Derived from some of the fundamental tenets from evolutionary biology, rule sets can be
generated from data sets that can be used for effecicient and effective classification of
novel data elements. It important to emphasize that CAOS is NOT a tree analysis, instead it
is a classification scheme based on a phylogenetic analysis. Based on information (rules)
discovered from the phylogenetic analysis that unambiguously distinguish between each node
on a tree, CAOS is able to classify novel sequences. Studies have indicated that CAOS-based
classification has over a 95% accuracy rate of classification, as determined by where sequences
would be classified if a full phylogenetic analysis were to be done using the novel and known
sequences.
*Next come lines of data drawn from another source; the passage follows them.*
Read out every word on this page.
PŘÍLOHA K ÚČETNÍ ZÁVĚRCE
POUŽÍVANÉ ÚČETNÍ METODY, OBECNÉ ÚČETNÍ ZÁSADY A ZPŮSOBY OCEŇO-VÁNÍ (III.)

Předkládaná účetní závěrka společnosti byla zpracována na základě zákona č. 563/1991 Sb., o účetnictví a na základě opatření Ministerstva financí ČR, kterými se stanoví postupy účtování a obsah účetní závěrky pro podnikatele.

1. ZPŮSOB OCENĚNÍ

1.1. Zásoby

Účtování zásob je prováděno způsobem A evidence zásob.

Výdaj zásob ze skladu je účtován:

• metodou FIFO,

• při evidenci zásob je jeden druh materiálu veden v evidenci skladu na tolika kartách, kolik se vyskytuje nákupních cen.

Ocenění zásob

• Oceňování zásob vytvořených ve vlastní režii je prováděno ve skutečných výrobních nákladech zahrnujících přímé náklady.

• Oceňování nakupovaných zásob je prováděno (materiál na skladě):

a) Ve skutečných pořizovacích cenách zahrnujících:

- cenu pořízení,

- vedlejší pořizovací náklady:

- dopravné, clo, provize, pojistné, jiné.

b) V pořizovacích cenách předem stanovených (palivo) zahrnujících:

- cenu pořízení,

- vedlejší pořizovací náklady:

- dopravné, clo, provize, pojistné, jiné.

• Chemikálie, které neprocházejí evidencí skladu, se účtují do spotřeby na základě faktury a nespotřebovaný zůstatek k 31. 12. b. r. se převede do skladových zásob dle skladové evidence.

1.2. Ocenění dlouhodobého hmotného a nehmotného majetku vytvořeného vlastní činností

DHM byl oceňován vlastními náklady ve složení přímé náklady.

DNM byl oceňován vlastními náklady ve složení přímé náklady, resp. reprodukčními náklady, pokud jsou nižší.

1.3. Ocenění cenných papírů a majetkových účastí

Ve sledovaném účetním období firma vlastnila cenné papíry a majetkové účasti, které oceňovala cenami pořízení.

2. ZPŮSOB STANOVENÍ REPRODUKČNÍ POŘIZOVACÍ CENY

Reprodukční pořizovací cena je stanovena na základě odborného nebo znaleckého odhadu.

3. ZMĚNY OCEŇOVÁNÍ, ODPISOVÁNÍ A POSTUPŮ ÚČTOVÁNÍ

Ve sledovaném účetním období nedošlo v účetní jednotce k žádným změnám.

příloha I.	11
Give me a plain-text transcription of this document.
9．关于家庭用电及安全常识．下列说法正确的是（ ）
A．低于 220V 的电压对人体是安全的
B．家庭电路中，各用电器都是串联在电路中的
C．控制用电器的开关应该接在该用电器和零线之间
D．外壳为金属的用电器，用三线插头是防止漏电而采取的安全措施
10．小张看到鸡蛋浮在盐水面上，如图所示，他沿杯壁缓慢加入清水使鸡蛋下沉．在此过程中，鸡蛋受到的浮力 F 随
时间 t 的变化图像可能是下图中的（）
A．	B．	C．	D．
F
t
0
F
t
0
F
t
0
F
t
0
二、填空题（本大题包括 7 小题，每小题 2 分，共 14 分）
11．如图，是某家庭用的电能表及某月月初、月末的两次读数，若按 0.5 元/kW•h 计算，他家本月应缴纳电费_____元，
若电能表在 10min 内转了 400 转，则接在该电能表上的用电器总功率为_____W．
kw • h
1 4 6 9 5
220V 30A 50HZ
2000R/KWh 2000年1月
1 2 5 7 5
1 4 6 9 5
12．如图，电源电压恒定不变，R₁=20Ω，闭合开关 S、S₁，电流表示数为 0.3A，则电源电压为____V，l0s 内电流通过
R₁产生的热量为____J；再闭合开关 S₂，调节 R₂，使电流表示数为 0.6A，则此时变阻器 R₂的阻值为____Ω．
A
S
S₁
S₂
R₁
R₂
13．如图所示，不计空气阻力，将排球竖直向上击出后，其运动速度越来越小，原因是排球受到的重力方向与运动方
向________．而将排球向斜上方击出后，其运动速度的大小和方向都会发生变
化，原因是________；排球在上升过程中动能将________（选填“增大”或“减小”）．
Publications about CAOS as well as those citing or using CAOS can be found
here.
RubyCAOS is an implementation of the CAOS approach designed to approximate a
parsimony-based tree analysis. The software tool for computes diagnostic character states from
phylogenetic trees and uses them for classification of new molecular sequences. RubyCAOS is a
platform independent version of the same algorithm that was orginally written in Perl and C++.
This tool is freely available and can be used as both a standalone application as well as a class
library.
A Web version enables simple-based CAOS procedures (single character positions),
either for only extracting diagnostics or for classification of new sequences.